Net income was $19.4 million, or $0.25 per diluted share, compared to $57.4 million, or $0.73 per diluted share in 2016. On an adjusted basis, net income was $28.4 million, or $0.36 per diluted share, compared to $64.3 million, or $0.81 per diluted share in 2016.
Balance Sheet And Cash Flow Highlights:
Cash and cash equivalents totaled $236.2 million at the end of 2017 versus $207.4 million at the end of 2016.
During the fifty-three weeks ended February 3, 2018, approximately $17.3 million was used to repurchase approximately 2.1 million shares of the Company's outstanding common stock.





Capital expenditures totaled $57.4 million for 2017 compared to $98.7 million for 2016.
Inventory was $266.3 million at the end of 2017 compared to $241.4 million at the end of 2016.
Share Repurchase Program:
On November 28, 2017, the Company's Board of Directors approved a new share repurchase program that authorized the Company to repurchase up to $150 million of the Company’s outstanding common stock using available cash. Under this authorization, the Company repurchased 2.1 million common shares for $17 million during the fourth quarter of 2017. Subsequent to year-end, the Company has repurchased an additional 1.1 million shares for $8 million and currently has $125 million remaining under its authorization. The Company’s first quarter and full year 2018 guidance reflects share repurchases made to date, however does not contemplate any future share repurchases.

Tax Legislation:
"H.R.1", formerly known as the "Tax Cuts and Jobs Act", was enacted into law on December 22, 2017. The new tax legislation will affect the Company by reducing its corporate income tax rate from 35% to 21% and through a one-time re-measurement of the Company's deferred taxes using this new lower tax rate. During the fourth quarter of 2017, the Company recognized a one-time gain related to the value of the Company's deferred taxes of $3.1 million. Excluding the impact of discrete items, the Company estimates that its operating tax rate will be reduced to approximately 28% due primarily to the new tax legislation.
Revenue Recognition Changes:
The Company adopted the new Financial Accounting Standards Board (FASB) revenue recognition standard effective in the first quarter of 2018. The new standard impacts the timing of e-commerce revenue recognition and the accounting treatment for the Company's loyalty and private label credit card programs, however it will not have a material impact on the Company's overall financial statements. The Company is utilizing the full retrospective method of adoption, and accordingly, has recast its income statements for 2017 and 2016. The Company has included the recast statements in the Form 8-K filed with the SEC as Exhibit 99.3 on March 14, 2018 and has also made them available on the Investor Relations section of its website.
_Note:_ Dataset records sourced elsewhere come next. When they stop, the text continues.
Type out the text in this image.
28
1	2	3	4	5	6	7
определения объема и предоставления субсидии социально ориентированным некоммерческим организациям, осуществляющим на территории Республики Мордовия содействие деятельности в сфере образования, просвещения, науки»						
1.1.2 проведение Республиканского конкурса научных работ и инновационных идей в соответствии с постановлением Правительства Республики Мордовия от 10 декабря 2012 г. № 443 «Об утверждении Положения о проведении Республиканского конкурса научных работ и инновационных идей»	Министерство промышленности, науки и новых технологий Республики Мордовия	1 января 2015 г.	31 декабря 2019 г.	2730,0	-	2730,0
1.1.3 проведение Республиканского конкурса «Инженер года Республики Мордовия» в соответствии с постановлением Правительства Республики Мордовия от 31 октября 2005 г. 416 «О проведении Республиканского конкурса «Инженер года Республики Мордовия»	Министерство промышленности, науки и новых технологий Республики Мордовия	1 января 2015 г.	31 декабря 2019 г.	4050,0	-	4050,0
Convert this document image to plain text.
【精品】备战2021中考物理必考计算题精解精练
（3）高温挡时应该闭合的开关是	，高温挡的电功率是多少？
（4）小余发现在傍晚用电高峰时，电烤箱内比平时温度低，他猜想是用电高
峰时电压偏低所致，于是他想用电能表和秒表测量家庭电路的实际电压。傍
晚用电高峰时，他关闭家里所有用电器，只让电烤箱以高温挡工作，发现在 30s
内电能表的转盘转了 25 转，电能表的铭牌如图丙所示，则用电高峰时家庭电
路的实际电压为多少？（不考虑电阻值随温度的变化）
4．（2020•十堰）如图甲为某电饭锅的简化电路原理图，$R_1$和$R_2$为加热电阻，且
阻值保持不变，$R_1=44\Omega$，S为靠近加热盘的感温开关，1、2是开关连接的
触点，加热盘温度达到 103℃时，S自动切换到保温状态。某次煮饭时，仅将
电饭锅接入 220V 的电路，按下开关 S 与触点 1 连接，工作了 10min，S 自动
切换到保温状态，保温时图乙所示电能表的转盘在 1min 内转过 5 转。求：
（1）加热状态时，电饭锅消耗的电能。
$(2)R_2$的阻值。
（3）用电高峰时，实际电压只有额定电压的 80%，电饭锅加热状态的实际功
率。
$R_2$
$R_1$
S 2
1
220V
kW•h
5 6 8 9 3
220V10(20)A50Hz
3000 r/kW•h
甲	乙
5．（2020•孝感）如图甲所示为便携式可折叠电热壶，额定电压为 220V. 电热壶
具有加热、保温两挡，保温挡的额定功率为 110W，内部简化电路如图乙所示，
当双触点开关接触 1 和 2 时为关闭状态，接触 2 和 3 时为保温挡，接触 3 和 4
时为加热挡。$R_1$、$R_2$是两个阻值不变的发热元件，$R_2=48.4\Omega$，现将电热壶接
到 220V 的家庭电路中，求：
The Company's first quarter and full year 2018 guidance is based on the new standard.
2018 Guidance:
The table below compares the Company's projected results for the thirteen week period ended May 5, 2018 to the recast results for the thirteen week period ended April 29, 2017, which reflect retrospective adoption of the new revenue recognition standard.
 
First Quarter 2018 Guidance
 
First Quarter 2017 Results
Comparable Sales
-1% to 1%
 
(10)%
Effective Tax Rate
NM(1)
 
64.5%(2,4)
Interest Expense, Net
$0.3 million
 
$0.8 million
Net (Loss)/Income
($3.0) to $0.0 million
 
($2.7) million(2,3,4)
Adjusted Net (Loss)/Income
N/A
 
($3.7) million(4,5)
Diluted Earnings Per Share (EPS)
($0.04) to $0.00
 
($0.03)(2,3,4)
Adjusted Diluted EPS
N/A
 
($0.05)(4,5)
Weighted Average Diluted Shares Outstanding
75.9 million
 
78.4 million






(1) Not meaningful for the first quarter of 2018 due to the projected near break even pre-tax income and the expected negative impact from certain discrete tax items totaling approximately $1.5 million. This will raise the Company's effective tax rate above its operating tax rate of approximately 28%.
(2) Includes a tax benefit of $7.3 million related to the exit of Canada, partially offset by a net tax impact of approximately $3.2 million attributable to certain discrete items that occurred during the first quarter.
(3) Includes restructuring costs of $6.3 million incurred in the first quarter of 2017 related to the exit of Canada, including the impairment of Canadian assets in the amount of $5.5 million.
(4) Retrospectively adjusted to reflect adoption of the new revenue recognition accounting standard. For additional information regarding the adjustments see Exhibit 99.3 to the Company's Form 8-K filed with the SEC on March 14, 2018.
(5) Adjusted Net Income and Adjusted Diluted EPS are non-GAAP financial measures. Refer to Schedule 4 for a reconciliation of GAAP to Non-GAAP financial measures.
The table below compares the Company's projected results for the 52 week period ended February 2, 2019 to the recast results for the 53 week period ended February 3, 2018, which reflect retrospective adoption of the new revenue recognition standard.
 
Full Year 2018 Guidance
 
Full Year 2017
Results
Comparable Sales
-1% to 1%
 
(3)%
Effective Tax Rate
Approximately 33%(1)
 
34.6%(2,4)
Interest Expense, Net
$1 million
 
$2.2 million
Net Income
$25 to $35 million
 
$18.9 million(2,3,4)
Adjusted Net Income
N/A
 
$28.9 million(4,5)
Diluted EPS
$0.32 to $0.46
 
$0.24(2,3,4)
Adjusted Diluted EPS
N/A
 
$0.37(4,5)
Weighted Average Diluted Shares Outstanding
76.6 million
 
78.9 million
Capital Expenditures
$60 to $65 million
 
$57.4 million
(1) The Company expects a negative impact from certain discrete tax items totaling approximately $1.5 million in 2018. This tax impact is expected to raise the Company's effective tax rate for the full year above its operating tax rate of approximately 28%.
(2) Includes a net $12.1 million tax benefit related to the exit of Canada, as well as a $3.1 million net tax benefit related to tax reform, specifically the re-measurement of the Company's deferred taxes.
(3) Includes $24.2 million in restructuring costs and inventory adjustments related to the exit of Canada.
(4) Retrospectively adjusted to reflect adoption of the new revenue recognition accounting standard. For additional information regarding the adjustments see Exhibit 99.3 to the Company's Form 8-K filed with the SEC on March 14, 2018.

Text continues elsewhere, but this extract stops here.